Sorry, when I've mentioned "future development/design", I did not meant to change the basic direction Yuka is heading. Your considerations might be more interesting for the case somebody is starting a project from scratch.
Even without an architecture shift, I think it will be doable to implement the actual feature request of this issue.
Agreed, given the dynamic nature of javascript, it's easy to override the prototype or instances of EntityManager to take into account existing entity-List queries and such (during addEntity/removeEntity calls), so that external systems can check them out/in. I actually did up
draft of a potential simple utility to set up or lazily initialize "component" identifiers into a registry (via matches with: .propName !=null
, .propName!=null: true/false
, .propName !=null: TypeCheck
, .symbol()PropName != null
, instanceof
, constructor
, or generic obj struct {key: TypeCheck}
matches) which can be used to filter any persistent array list of objects that meet all the "necessary" conditions for specific systems. Then, rather than coding extended entity classes (with very specific internalised update functions and dependencies per entity), one can easily begin coding systems that iterate through specific entities to perform more variety of focused tasks minimising code duplication/re-implementation as a result of OOP. (This would allow one to hook in other add-on features like physics/collision-resolution systems and such without being forced to code/rewrite every variant of logic within an entity's update() function,, before actually re-integrating the final velocities into actual positions which can then update spatial hash or any other broad-phased data structure ( via another systems implementation ) for specific entities. Also, it's not necessary one or the other...many games can use a combination of both whenever the need arises.
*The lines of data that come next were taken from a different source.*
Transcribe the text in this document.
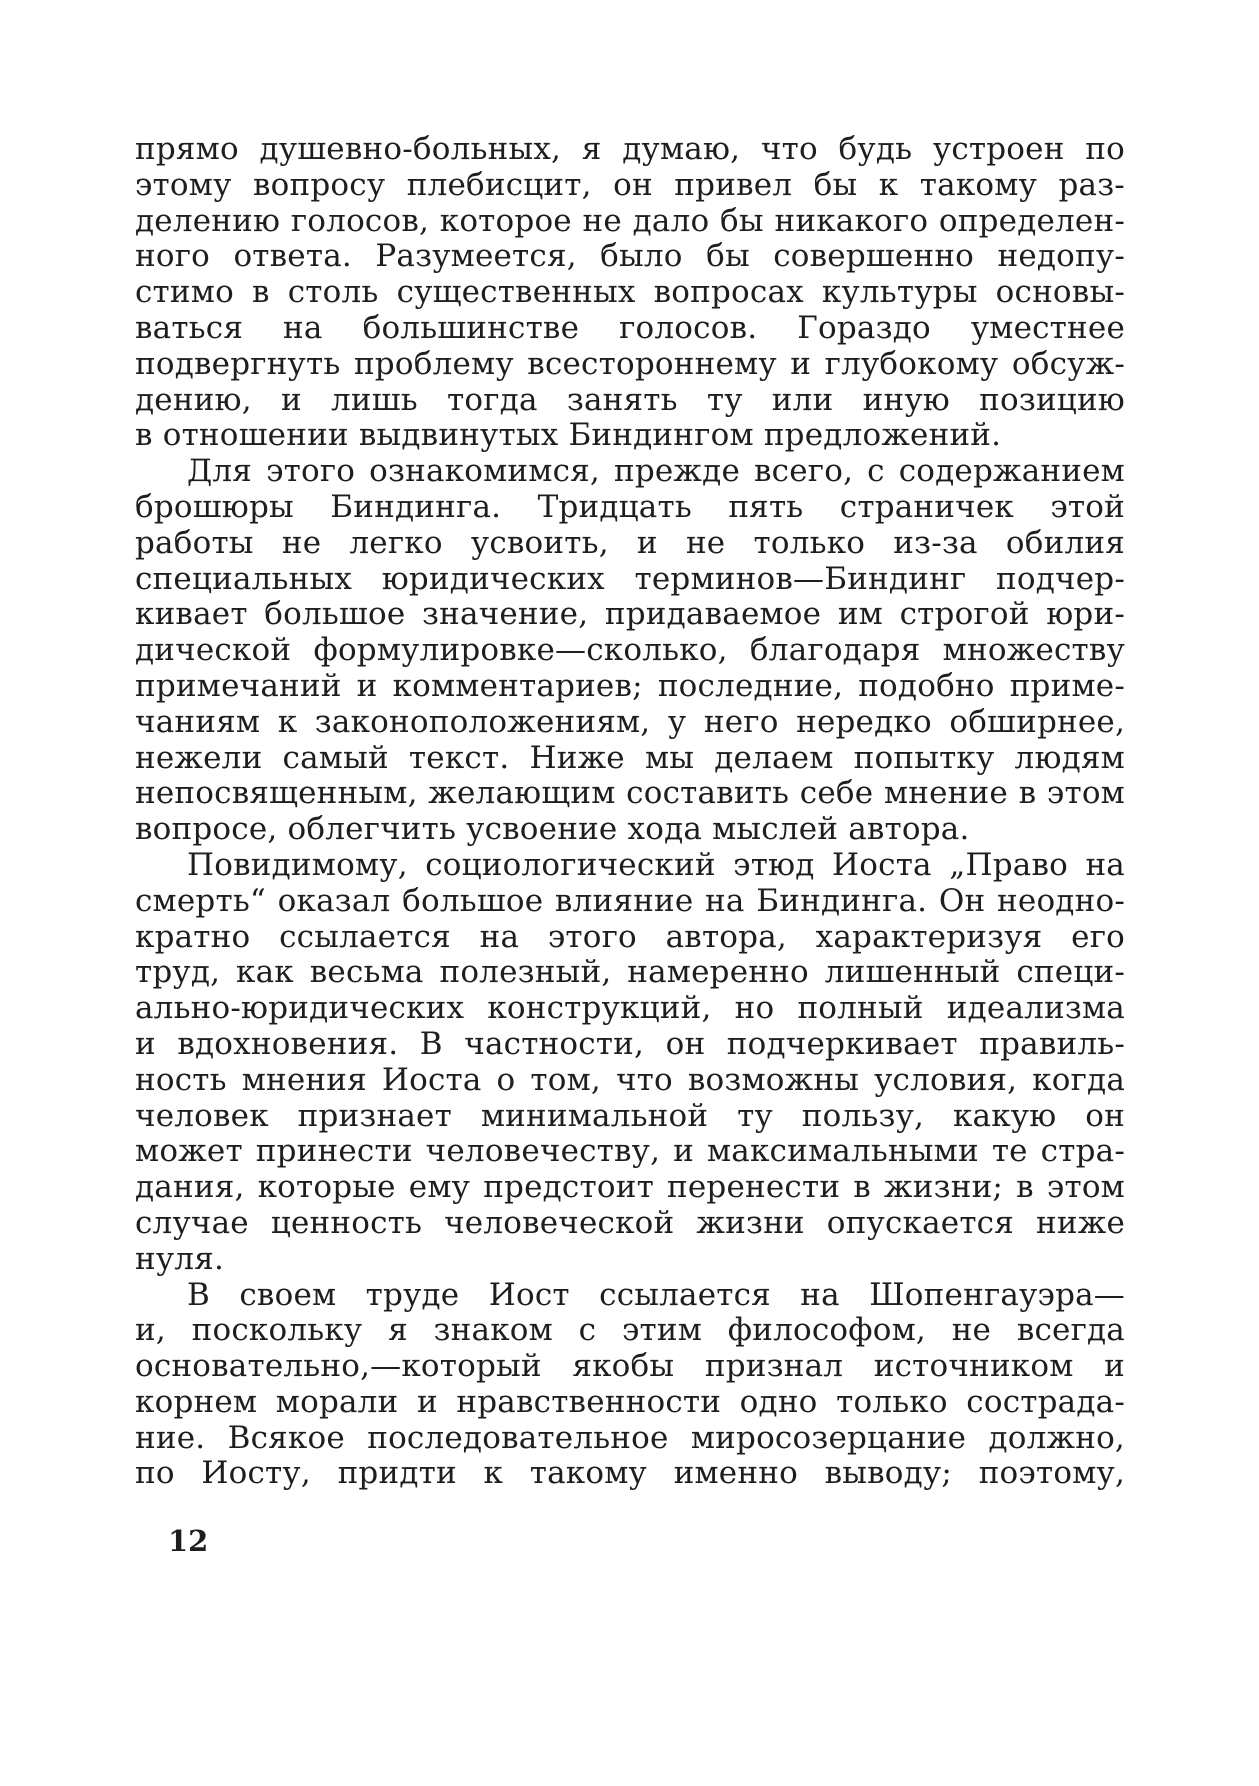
прямо душевно-больных, я думаю, что будь устроен по
этому вопросу плебисцит, он привел бы к такому раз-
делению голосов, которое не дало бы никакого определен-
ного ответа. Разумеется, было бы совершенно недопу-
стимо в столь существенных вопросах культуры основы-
ваться на большинстве голосов. Гораздо уместнее
подвергнуть проблему всестороннему и глубокому обсуж-
дению, и лишь тогда занять ту или иную позицию
в отношении выдвинутых Биндингом предложений.
Для этого ознакомимся, прежде всего, с содержанием
брошюры Биндинга. Тридцать пять страничек этой
работы не легко усвоить, и не только из-за обилия
специальных юридических терминов—Биндинг подчер-
кивает большое значение, придаваемое им строгой юри-
дической формулировке—сколько, благодаря множеству
примечаний и комментариев; последние, подобно приме-
чаниям к законоположениям, у него нередко обширнее,
нежели самый текст. Ниже мы делаем попытку людям
непосвященным, желающим составить себе мнение в этом
вопросе, облегчить усвоение хода мыслей автора.
Повидимому, социологический этюд Иоста „Право на
смерть“ оказал большое влияние на Биндинга. Он неодно-
кратно ссылается на этого автора, характеризуя его
труд, как весьма полезный, намеренно лишенный специ-
ально-юридических конструкций, но полный идеализма
и вдохновения. В частности, он подчеркивает правиль-
ность мнения Иоста о том, что возможны условия, когда
человек признает минимальной ту пользу, какую он
может принести человечеству, и максимальными те стра-
дания, которые ему предстоит перенести в жизни; в этом
случае ценность человеческой жизни опускается ниже
нуля.
В своем труде Иост ссылается на Шопенгауэра—
и, поскольку я знаком с этим философом, не всегда
основательно,—который якобы признал источником и
корнем морали и нравственности одно только сострада-
ние. Всякое последовательное миросозерцание должно,
по Иосту, придти к такому именно выводу; поэтому,
12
After some consideration I'm afraid we won't touch the serialization/deserialization logic in order to support this feature request. It's important to me to keep the code as simple as possible even if it means we only have a 80% solution and thus discard certain use cases (like shared steering behaviors).
Typically, entities of similar types often share similar behavior instances within their own steering managers to save on memory usage, duplication of data or simply managing certain shared contexts. A caveat with reloading back a scene of entities via JSON is the lack of referencing to track potentially shared behaviors. Perhaps, behaviours could be factored out to a different location in the JSON outside of entity scope, with a Map<Instance, ID> lookup for json references.